Dans une note adressée en janvier, le procureur de la République de Paris donnait pour instruction de maintenir certains suspects en garde à vue pour les empêcher de revenir gonfler les rangs des manifestants, même lorsque les faits n’étaient pas constitués.

Les consignes sont pour le moins surprenantes. Dans une note rédigée le 12 janvier et adressée à tous les magistrats du parquet de Paris, le procureur de la République de Paris, Rémy Heitz, délivre des consignes sur le traitement judiciaire à réserver aux gilets jaunes, arrêtés en masse ces dernières semaines. Révélé le 30 janvier dans les colonnes du Canard enchaîné, ce courriel intitulé «Permanence Gilets jaunes» fait de nouveau parler de lui, avec la publication, lundi soir, d’un communiqué du Syndicat de la magistrature, classé à gauche : «Le procureur de la République de Paris : le maillon faible des garants de la liberté individuelle ?» Dans la note en question, Rémy Heitz conseille notamment aux parquetiers de ne «lever les gardes à vue» des personnes interpellées que «le samedi soir ou le dimanche matin afin d’éviter que les intéressés grossissent à nouveau les rangs des fauteurs de trouble». Ou encore de privilégier l’inscription de ces gardés à vue au fichier TAJ (pour «traitement d’antécédents judiciaires») commun à la police et à la gendarmerie, même «lorsque les faits ne sont pas constitués».

Pour Vincent Charmoillaux, secrétaire national du Syndicat de la magistrature, ces instructions constituent «un détournement total de ce que sont la garde à vue et le rôle du parquet». Alors qu’environ 8 400 personnes ont été interpellées depuis le début du mouvement, le porte-parole du syndicat rappelle : «L’article 66 de la Constitution dit bien que l’autorité judiciaire est « gardienne de la liberté individuelle ». Or, le parquet en est partie intégrante : son rôle et celui du magistrat du siège est de protéger ces libertés, d’être le garant de la procédure. Le parquet est là pour contrôler les actes d’enquête, pour s’assurer qu’il n’y a pas d’atteintes à ces libertés fondamentales ou qu’elles sont strictement proportionnelles et nécessaires aux investigations.» Surtout, ces consignes s’inscrivent dans un mouvement plus global «inquiétant»«Cette inflexion du judiciaire vers le maintien de l’ordre est quelque chose que nous avions déjà constaté avec le recours à ce fameux délit de participation à un groupement violent, créé par la loi du 2 mars 2010, qui a été utilisé massivement pour les gilets jaunes».

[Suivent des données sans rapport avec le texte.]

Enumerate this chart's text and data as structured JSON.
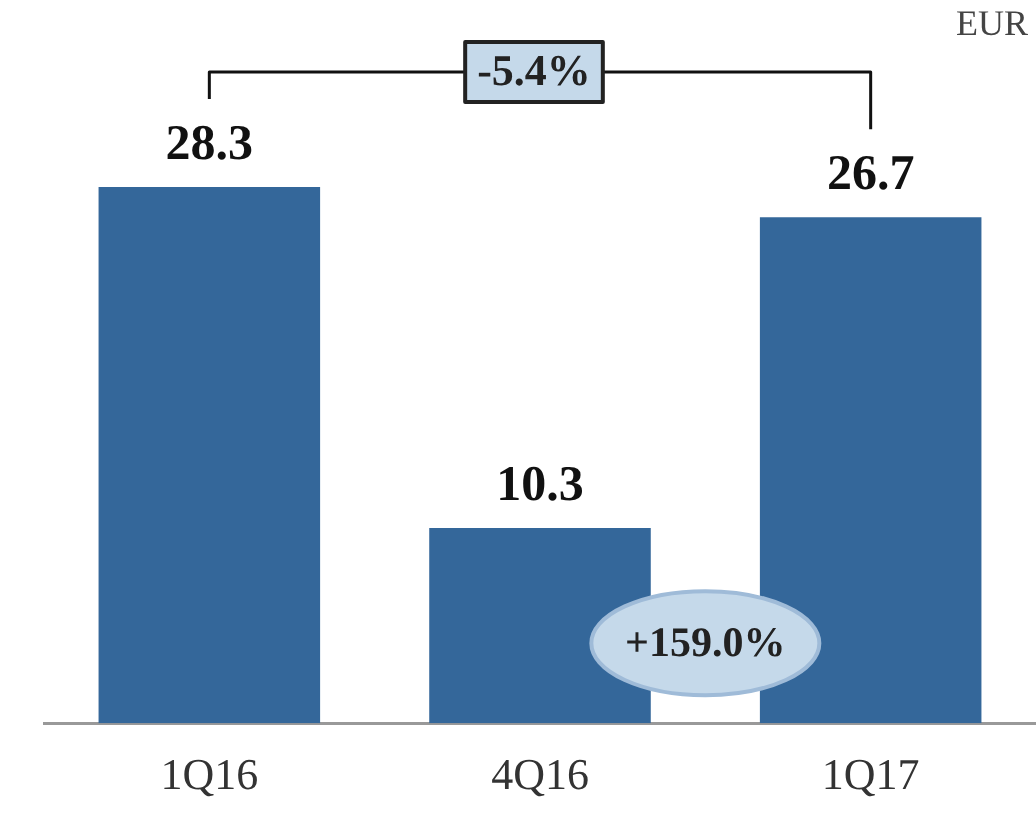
{
  "chart_data": {
    "type": "bar",
    "categories": [
      "1Q16",
      "4Q16",
      "1Q17"
    ],
    "values": [
      28.3,
      10.3,
      26.7
    ],
    "color": "#34679a",
    "tick_labels": "x",
    "data_labels": true,
    "grid": false,
    "legend": false,
    "annotations": [
      "EUR",
      "-5.4%",
      "+159.0%"
    ]
  }
}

7 500 personnes placées en gardes à vue

Un gilet jaune, des lunettes de piscine… Dans de multiples cas, la détention de certains objets aux abords des lieux de mobilisation a pu être considérée comme un motif suffisant de garde à vue. «On s’est rendu compte que beaucoup de gardes à vue ont été prises sur ce motif pour garder des gens le temps de la manifestation.  Dans de nombreuses procédures, cette mesure de privation de liberté, qui n’est pas anodine et doit être justifiée et proportionnée aux nécessités de l’enquête, a été une fin en soi. Tout ça pour de stricts impératifs d’ordre public…», dénonce Vincent Charmoillaux. Depuis le début du mouvement, pas moins de 7 500 personnes ont été placées en garde à vue, a fait savoir le ministre de l’Intérieur, Christophe Castaner, la semaine dernière.

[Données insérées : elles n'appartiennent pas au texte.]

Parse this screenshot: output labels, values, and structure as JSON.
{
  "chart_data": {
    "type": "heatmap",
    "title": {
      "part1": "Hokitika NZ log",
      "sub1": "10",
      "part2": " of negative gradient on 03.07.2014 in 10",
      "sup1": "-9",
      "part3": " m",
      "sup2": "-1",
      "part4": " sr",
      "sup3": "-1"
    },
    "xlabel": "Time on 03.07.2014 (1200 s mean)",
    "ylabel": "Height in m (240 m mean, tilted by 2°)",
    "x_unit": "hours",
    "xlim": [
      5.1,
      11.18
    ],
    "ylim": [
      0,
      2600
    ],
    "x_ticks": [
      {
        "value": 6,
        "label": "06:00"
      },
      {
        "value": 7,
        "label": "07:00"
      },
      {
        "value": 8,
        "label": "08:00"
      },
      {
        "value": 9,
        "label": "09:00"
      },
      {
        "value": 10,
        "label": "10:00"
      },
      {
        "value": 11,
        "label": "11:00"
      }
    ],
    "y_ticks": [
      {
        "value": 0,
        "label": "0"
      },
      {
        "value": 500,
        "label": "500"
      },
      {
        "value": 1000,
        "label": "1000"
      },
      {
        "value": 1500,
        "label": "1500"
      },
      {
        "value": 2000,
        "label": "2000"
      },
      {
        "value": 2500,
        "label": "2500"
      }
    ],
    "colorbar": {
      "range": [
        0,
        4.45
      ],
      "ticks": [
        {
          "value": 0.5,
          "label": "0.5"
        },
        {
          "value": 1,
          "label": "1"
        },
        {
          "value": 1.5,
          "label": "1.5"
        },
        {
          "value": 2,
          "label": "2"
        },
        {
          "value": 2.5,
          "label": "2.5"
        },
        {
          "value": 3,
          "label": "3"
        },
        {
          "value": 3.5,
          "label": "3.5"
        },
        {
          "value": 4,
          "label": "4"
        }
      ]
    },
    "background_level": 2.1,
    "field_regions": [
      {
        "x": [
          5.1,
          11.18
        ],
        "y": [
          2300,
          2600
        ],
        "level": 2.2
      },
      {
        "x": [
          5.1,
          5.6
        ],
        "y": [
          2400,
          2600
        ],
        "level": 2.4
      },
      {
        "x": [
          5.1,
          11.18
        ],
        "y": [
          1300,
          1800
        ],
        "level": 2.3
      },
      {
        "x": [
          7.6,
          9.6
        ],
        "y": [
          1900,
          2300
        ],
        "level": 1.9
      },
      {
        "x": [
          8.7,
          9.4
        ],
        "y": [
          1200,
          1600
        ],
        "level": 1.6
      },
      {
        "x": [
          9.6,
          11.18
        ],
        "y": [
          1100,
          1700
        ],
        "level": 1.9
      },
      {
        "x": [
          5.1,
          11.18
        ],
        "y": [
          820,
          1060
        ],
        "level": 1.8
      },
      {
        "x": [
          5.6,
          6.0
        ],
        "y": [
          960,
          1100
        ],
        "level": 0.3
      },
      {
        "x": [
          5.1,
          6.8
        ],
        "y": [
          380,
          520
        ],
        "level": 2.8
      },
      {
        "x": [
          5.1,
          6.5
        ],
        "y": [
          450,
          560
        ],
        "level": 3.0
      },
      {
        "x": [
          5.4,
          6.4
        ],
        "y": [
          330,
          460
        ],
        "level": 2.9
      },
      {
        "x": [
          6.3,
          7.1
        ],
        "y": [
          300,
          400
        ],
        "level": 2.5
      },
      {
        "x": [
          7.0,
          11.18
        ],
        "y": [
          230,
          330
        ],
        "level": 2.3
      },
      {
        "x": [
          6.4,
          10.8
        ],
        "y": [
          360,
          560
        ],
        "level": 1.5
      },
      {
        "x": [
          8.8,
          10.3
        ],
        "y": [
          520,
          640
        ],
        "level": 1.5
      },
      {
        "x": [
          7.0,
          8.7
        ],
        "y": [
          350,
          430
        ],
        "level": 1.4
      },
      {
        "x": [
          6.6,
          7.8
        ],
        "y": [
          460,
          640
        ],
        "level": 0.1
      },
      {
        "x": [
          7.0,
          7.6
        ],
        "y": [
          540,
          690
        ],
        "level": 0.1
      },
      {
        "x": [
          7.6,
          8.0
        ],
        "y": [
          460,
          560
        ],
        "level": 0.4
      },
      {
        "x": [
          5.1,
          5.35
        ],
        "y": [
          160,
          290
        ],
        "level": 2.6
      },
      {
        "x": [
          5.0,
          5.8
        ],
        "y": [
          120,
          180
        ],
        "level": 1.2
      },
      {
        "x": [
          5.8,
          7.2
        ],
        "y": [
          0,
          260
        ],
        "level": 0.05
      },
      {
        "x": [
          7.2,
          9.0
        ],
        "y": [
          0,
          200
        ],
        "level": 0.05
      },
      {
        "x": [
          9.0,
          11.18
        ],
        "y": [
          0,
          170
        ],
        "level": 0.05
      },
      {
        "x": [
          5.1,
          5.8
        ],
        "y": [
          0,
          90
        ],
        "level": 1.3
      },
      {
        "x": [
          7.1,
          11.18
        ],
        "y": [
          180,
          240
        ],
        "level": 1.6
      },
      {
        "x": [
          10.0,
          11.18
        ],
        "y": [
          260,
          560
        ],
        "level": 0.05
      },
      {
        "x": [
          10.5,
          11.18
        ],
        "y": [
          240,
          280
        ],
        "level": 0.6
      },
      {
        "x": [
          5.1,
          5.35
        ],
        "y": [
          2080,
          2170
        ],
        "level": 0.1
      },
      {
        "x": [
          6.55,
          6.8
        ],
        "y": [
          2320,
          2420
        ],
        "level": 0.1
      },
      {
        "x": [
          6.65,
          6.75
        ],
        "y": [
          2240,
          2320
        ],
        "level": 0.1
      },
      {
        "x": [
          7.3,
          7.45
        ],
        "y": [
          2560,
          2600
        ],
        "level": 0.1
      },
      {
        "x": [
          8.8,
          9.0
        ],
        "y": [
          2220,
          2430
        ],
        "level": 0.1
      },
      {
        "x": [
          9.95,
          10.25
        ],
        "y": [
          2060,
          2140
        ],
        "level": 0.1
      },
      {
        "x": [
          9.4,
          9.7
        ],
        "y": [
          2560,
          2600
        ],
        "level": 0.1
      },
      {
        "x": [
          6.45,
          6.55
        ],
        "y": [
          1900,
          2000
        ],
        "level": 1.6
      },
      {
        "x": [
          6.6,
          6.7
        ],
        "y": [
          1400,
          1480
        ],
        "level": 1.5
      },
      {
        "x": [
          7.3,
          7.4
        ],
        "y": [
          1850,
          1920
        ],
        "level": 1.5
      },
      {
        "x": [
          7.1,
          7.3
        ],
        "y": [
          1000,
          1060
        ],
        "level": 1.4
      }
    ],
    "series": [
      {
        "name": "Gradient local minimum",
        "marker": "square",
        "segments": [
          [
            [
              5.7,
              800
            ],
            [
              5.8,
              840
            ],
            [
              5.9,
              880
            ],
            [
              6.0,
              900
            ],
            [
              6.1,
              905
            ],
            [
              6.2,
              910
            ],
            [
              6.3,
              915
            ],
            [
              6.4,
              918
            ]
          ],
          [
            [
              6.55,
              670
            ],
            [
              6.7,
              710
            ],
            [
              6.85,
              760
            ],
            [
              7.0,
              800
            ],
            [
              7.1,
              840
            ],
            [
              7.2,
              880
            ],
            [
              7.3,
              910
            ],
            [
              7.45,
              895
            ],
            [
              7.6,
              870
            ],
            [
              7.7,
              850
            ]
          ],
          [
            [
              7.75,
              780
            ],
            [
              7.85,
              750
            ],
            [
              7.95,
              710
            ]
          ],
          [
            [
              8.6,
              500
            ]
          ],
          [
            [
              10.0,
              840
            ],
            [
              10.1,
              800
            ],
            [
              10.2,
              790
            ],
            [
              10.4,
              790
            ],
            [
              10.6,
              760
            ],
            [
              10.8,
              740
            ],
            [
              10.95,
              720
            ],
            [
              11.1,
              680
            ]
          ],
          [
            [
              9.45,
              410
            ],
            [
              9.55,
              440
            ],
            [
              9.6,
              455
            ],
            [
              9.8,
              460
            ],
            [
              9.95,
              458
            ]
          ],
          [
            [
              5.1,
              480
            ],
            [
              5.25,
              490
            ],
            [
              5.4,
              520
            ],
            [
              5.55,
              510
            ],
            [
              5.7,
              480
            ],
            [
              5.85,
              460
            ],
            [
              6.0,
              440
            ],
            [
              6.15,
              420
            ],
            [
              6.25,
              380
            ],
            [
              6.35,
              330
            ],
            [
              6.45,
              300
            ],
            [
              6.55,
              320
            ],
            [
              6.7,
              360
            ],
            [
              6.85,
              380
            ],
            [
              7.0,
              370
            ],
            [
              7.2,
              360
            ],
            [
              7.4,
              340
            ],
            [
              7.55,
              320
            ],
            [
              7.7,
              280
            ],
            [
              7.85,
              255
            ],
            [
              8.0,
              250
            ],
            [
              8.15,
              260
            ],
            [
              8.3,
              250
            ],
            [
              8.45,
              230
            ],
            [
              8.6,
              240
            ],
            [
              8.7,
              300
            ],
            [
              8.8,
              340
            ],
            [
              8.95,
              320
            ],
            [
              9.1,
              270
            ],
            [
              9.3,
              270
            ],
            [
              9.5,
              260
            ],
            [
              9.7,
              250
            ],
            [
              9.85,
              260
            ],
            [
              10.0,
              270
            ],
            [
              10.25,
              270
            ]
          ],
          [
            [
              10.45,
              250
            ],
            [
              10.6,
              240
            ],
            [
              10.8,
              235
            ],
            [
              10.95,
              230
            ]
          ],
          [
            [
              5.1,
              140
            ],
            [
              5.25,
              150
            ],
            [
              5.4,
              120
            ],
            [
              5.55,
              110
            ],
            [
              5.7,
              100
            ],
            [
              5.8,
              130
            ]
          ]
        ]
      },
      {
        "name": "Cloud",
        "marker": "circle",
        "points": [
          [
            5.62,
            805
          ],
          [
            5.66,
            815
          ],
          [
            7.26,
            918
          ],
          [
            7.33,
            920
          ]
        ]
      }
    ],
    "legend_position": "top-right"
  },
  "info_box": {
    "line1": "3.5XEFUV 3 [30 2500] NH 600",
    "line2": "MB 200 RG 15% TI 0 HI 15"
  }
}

Ce mardi, Dunja Mijatovic, la Commissaire aux droits de l’homme du Conseil de l’Europe, qui a appelé la France à suspendre l’usage du lanceur de balles de défense (LBD), s’est d’ailleurs inquiétée des interpellations et des gardes à vue «de personnes souhaitant se rendre à une manifestation sans qu’aucune infraction ne soit finalement caractérisée». Elle qualifie ces pratiques de «graves ingérences dans l’exercice des libertés d’aller et venir, de réunion et d’expression». Dans son mémorandum «sur le maintien de l’ordre et la liberté de réunion dans le contexte des gilets jaunes en France», la Commissaire invite ainsi les autorités chargées des poursuites «à faire preuve de prudence et de retenue en matière de recours à la procédure de comparution immédiate». Elle recommande, entre autres, de ne pas tenir ces audiences la nuit. A ce jour, quelque 1 300 manifestants ont été jugés en comparutions immédiates, dont plus de 300 ont fait l’objet d’un mandat de dépôt.